Die halbe Weltpresse wartete Mittwoch in Milano auf den rüstigen Premier und auf die junge Nichte Mubaraks. Ja, und? Niente. Nach neun Minuten war der Spuk im Gerichtssaal vorbei, vertagt auf den 31. Mai.
Mit diesem Prozess hat der Premier Zeit. Viel Zeit. Dabei sollte der „kurze Prozess“, das abgekürzte Verfahren, das die Mailänder Richter aufgrund der üppigen Beweise im Ruby-Prozess genehmigten, doch ganz im Sinne von Berlusconi sein: Wenn sich die italienische Politik in den letzten Wochen überhaupt mit irgendetwas beschäftigt hat, dann mit einer angeblich „epochalen“ Justizreform, genauer: dem „kurzen Prozess“, noch genauer: den verkürzten Verjährungsfristen für bisher nicht vorbestrafte Bürger. Für bislang unbescholtene Menschen wie du und ich und Berlusconi eben. Wahrhaftig: Nichts hat Italien derzeit nötiger.

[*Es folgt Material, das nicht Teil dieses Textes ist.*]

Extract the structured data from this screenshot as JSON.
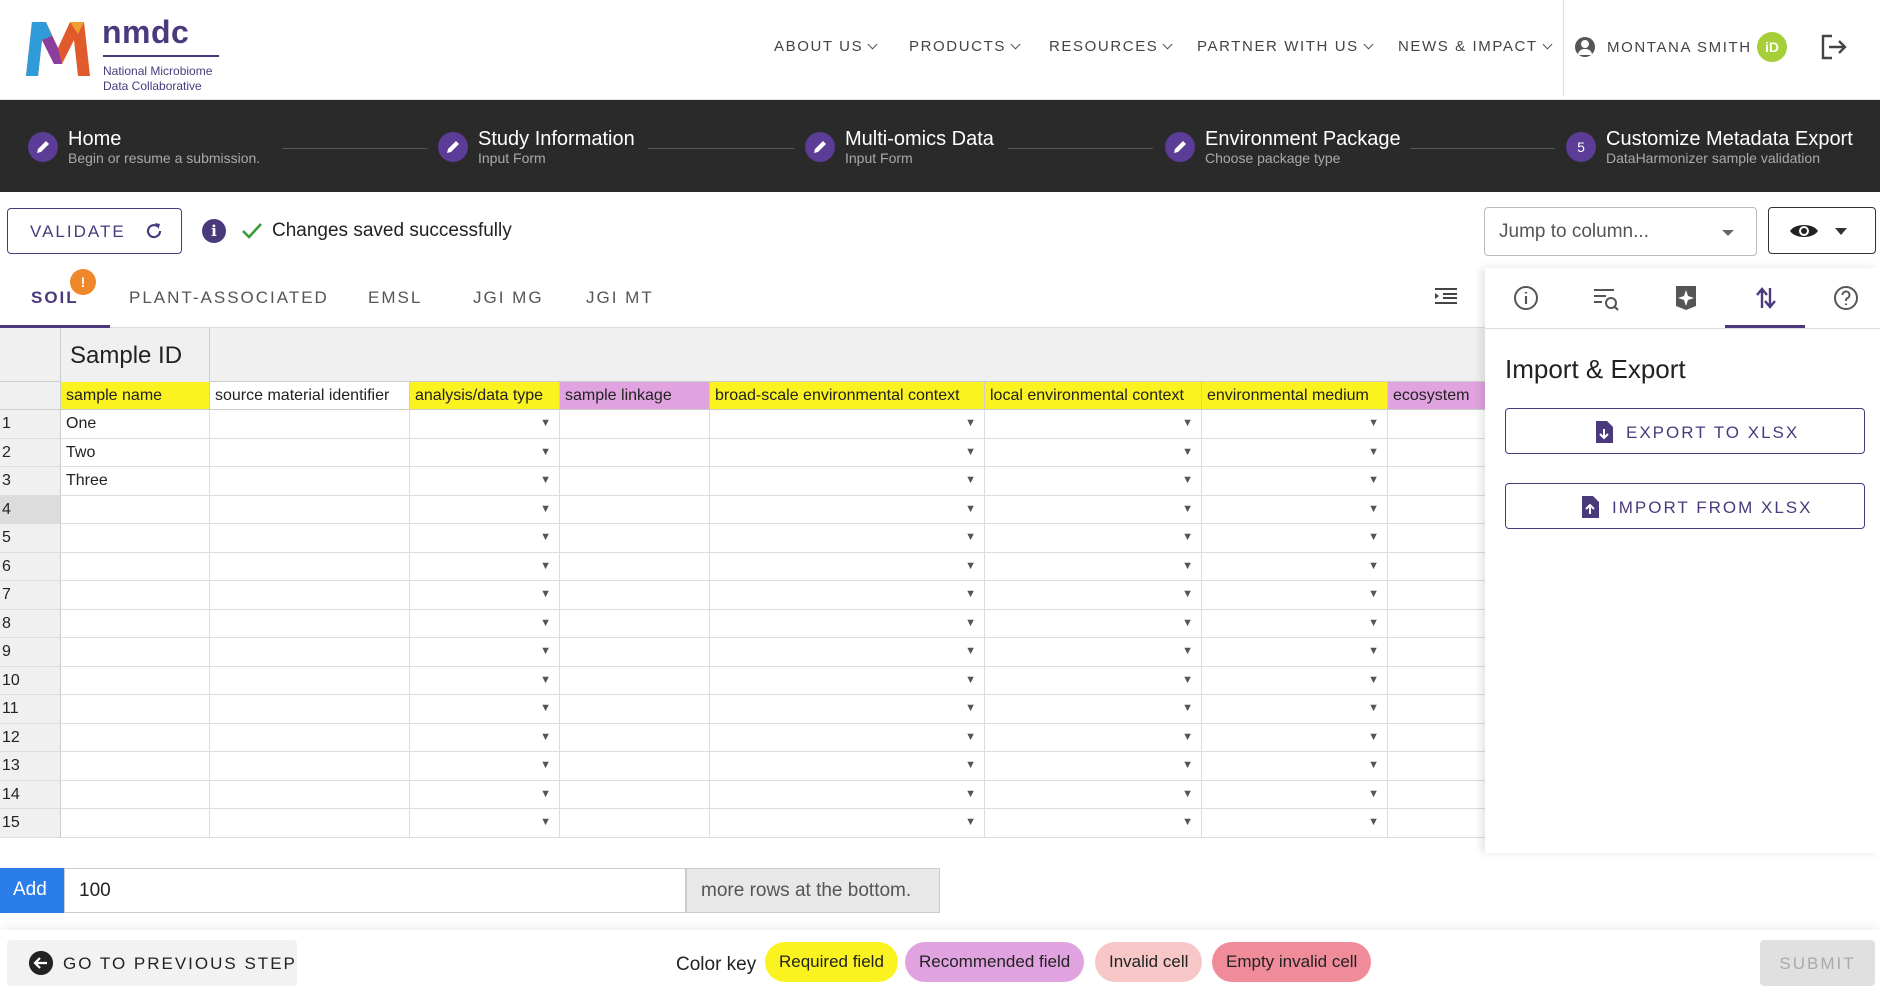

Das Gesetz wird in diesen Tagen durch’s Parlament gepeitscht. Rund 15.ooo laufende Prozesse, vor allem Korruption, fahrlässige Tötung und Betrug, würden mit den neuen Verjährungsfristen sofort im Schredder enden. Zufällig auch der „Mills-Prozess“, der Berlusconi nervt, wie eine Fliege auf dem Pferdehintern. Er wird ihn einfach nicht los. Immerhin wurde der englische Anwalt Mills bereits verurteilt, weil er vor Gericht gelogen und dafür ein üppiges Honorar bezogen hat. Nur derjenige, für den er gelogen und der ihn bezahlt hat, der läuft noch immer munter als italienischer Premierminister und Medienzar herum.

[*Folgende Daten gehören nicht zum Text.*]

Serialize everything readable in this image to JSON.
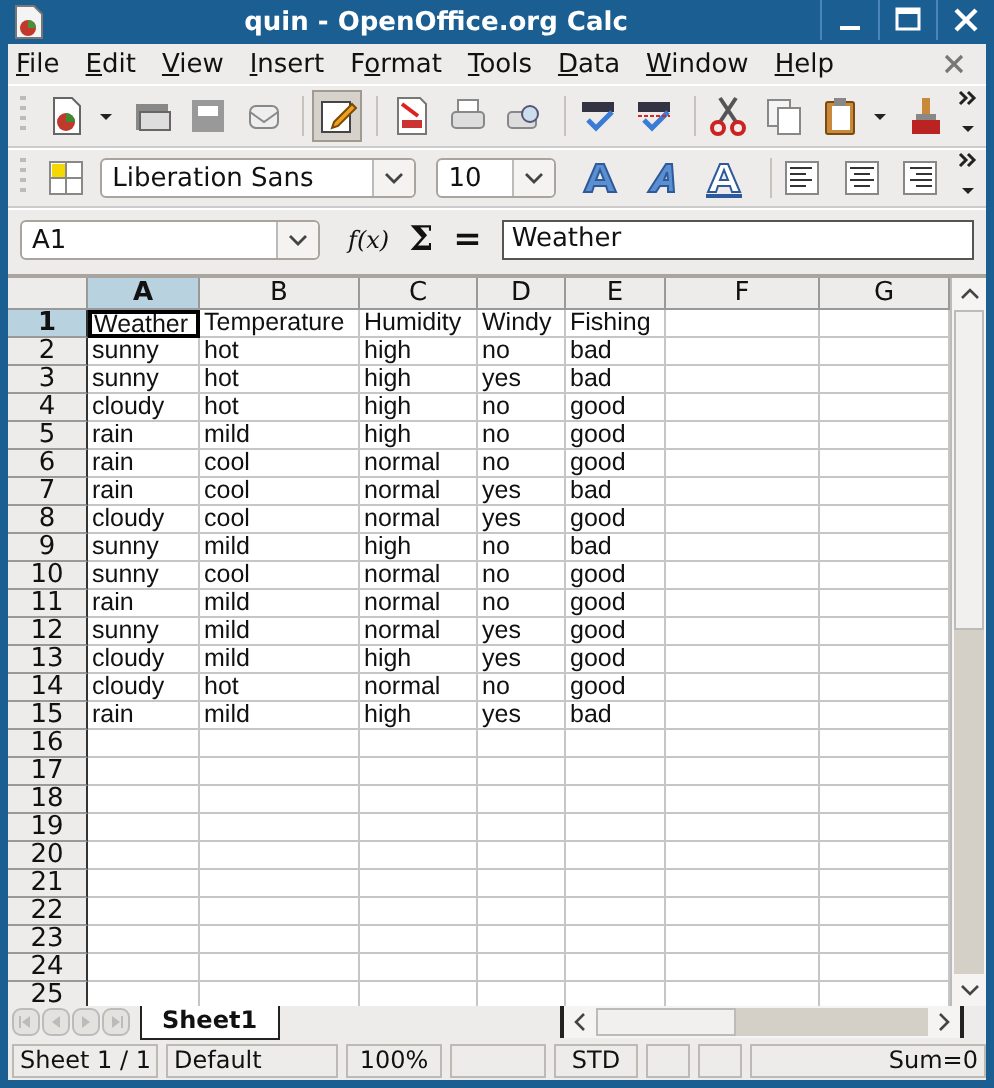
{
  "window": {
    "title": "quin - OpenOffice.org Calc"
  },
  "menu": [
    {
      "key": "F",
      "after": "ile"
    },
    {
      "key": "E",
      "after": "dit"
    },
    {
      "key": "V",
      "after": "iew"
    },
    {
      "key": "I",
      "after": "nsert"
    },
    {
      "before": "F",
      "key": "o",
      "after": "rmat"
    },
    {
      "key": "T",
      "after": "ools"
    },
    {
      "key": "D",
      "after": "ata"
    },
    {
      "key": "W",
      "after": "indow"
    },
    {
      "key": "H",
      "after": "elp"
    }
  ],
  "toolbar": [
    {
      "kind": "new"
    },
    {
      "kind": "drop"
    },
    {
      "kind": "open"
    },
    {
      "kind": "save"
    },
    {
      "kind": "mail"
    },
    {
      "kind": "sep"
    },
    {
      "kind": "edit",
      "on": true
    },
    {
      "kind": "sep"
    },
    {
      "kind": "pdf"
    },
    {
      "kind": "print"
    },
    {
      "kind": "preview"
    },
    {
      "kind": "sep"
    },
    {
      "kind": "spell"
    },
    {
      "kind": "autospell"
    },
    {
      "kind": "sep"
    },
    {
      "kind": "cut"
    },
    {
      "kind": "copy"
    },
    {
      "kind": "paste"
    },
    {
      "kind": "drop"
    },
    {
      "kind": "brush"
    }
  ],
  "format_bar": {
    "font": "Liberation Sans",
    "size": "10",
    "buttons": [
      {
        "kind": "bold"
      },
      {
        "kind": "italic"
      },
      {
        "kind": "underline"
      },
      {
        "kind": "sep"
      },
      {
        "kind": "left"
      },
      {
        "kind": "center"
      },
      {
        "kind": "right"
      }
    ]
  },
  "formula_bar": {
    "name_box": "A1",
    "symbols": [
      "f(x)",
      "Σ",
      "="
    ],
    "value": "Weather"
  },
  "columns": [
    {
      "label": "A",
      "selected": true
    },
    {
      "label": "B",
      "selected": false
    },
    {
      "label": "C",
      "selected": false
    },
    {
      "label": "D",
      "selected": false
    },
    {
      "label": "E",
      "selected": false
    },
    {
      "label": "F",
      "selected": false
    },
    {
      "label": "G",
      "selected": false
    }
  ],
  "rows": [
    {
      "number": "1",
      "selected": true,
      "cells": [
        "Weather",
        "Temperature",
        "Humidity",
        "Windy",
        "Fishing"
      ]
    },
    {
      "number": "2",
      "selected": false,
      "cells": [
        "sunny",
        "hot",
        "high",
        "no",
        "bad"
      ]
    },
    {
      "number": "3",
      "selected": false,
      "cells": [
        "sunny",
        "hot",
        "high",
        "yes",
        "bad"
      ]
    },
    {
      "number": "4",
      "selected": false,
      "cells": [
        "cloudy",
        "hot",
        "high",
        "no",
        "good"
      ]
    },
    {
      "number": "5",
      "selected": false,
      "cells": [
        "rain",
        "mild",
        "high",
        "no",
        "good"
      ]
    },
    {
      "number": "6",
      "selected": false,
      "cells": [
        "rain",
        "cool",
        "normal",
        "no",
        "good"
      ]
    },
    {
      "number": "7",
      "selected": false,
      "cells": [
        "rain",
        "cool",
        "normal",
        "yes",
        "bad"
      ]
    },
    {
      "number": "8",
      "selected": false,
      "cells": [
        "cloudy",
        "cool",
        "normal",
        "yes",
        "good"
      ]
    },
    {
      "number": "9",
      "selected": false,
      "cells": [
        "sunny",
        "mild",
        "high",
        "no",
        "bad"
      ]
    },
    {
      "number": "10",
      "selected": false,
      "cells": [
        "sunny",
        "cool",
        "normal",
        "no",
        "good"
      ]
    },
    {
      "number": "11",
      "selected": false,
      "cells": [
        "rain",
        "mild",
        "normal",
        "no",
        "good"
      ]
    },
    {
      "number": "12",
      "selected": false,
      "cells": [
        "sunny",
        "mild",
        "normal",
        "yes",
        "good"
      ]
    },
    {
      "number": "13",
      "selected": false,
      "cells": [
        "cloudy",
        "mild",
        "high",
        "yes",
        "good"
      ]
    },
    {
      "number": "14",
      "selected": false,
      "cells": [
        "cloudy",
        "hot",
        "normal",
        "no",
        "good"
      ]
    },
    {
      "number": "15",
      "selected": false,
      "cells": [
        "rain",
        "mild",
        "high",
        "yes",
        "bad"
      ]
    },
    {
      "number": "16",
      "selected": false
    },
    {
      "number": "17",
      "selected": false
    },
    {
      "number": "18",
      "selected": false
    },
    {
      "number": "19",
      "selected": false
    },
    {
      "number": "20",
      "selected": false
    },
    {
      "number": "21",
      "selected": false
    },
    {
      "number": "22",
      "selected": false
    },
    {
      "number": "23",
      "selected": false
    },
    {
      "number": "24",
      "selected": false
    },
    {
      "number": "25",
      "selected": false
    }
  ],
  "sheet_tabs": [
    {
      "label": "Sheet1",
      "selected": true
    }
  ],
  "status_bar": [
    {
      "kind": "text",
      "text": "Sheet 1 / 1"
    },
    {
      "kind": "text",
      "text": "Default"
    },
    {
      "kind": "center",
      "text": "100%"
    },
    {
      "kind": "blank"
    },
    {
      "kind": "center",
      "text": "STD"
    },
    {
      "kind": "blank"
    },
    {
      "kind": "blank"
    },
    {
      "kind": "right",
      "text": "Sum=0"
    }
  ]
}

2. Die Villa „Due Palme“ auf Lampedusa hat niemand gekauft. Das erklärte zumindest ihr Besitzer und der sollte es schließlich wissen. Danach musste es auch der angebliche Käufer und neue Inselbewohner in spe zugeben, der aber versprach: „Ich kauf ein anderes Haus“. Dem widerspricht sein Anwalt wiederum und erklärt, es seien nur noch Kleinigkeiten mit dem Besitzer zu klären, dann sei der Kauf von „Due Palme“ perfekt. Ja, wie denn nun? Kommt er oder kommt er nicht, baut er das Casino und den Golfplatz jenseits von Afrika? Die Hoffnung stirbt zuletzt und auf der Insel ist für gute Laune gesorgt, denn Samstag will Berlusconi in seiner neuen Heimat mal wieder nach dem Rechten schauen. Doch da landen tatsächlich immer noch Afrikaner, obwohl das Problem inzwischen gelöst sein sollte. Innenminister Maroni schloß ein Abkommen mit Tunesien. Ab sofort werden die Flüchtlinge, die trotz aller Kontrollen und Wellenbrecher heil über’s Meer gekommen sind, einfach ins Flugzeug gesetzt und …. back to sender, gehe zurück auf los. Im ersten Flieger saßen 30 Flüchtlinge bewacht von 60 Polizisten. Das donnert nicht schlecht in der Villa Due Palme. Die liegt nämlich genau in der Einflugschneise des Flughafens von Lampedusa.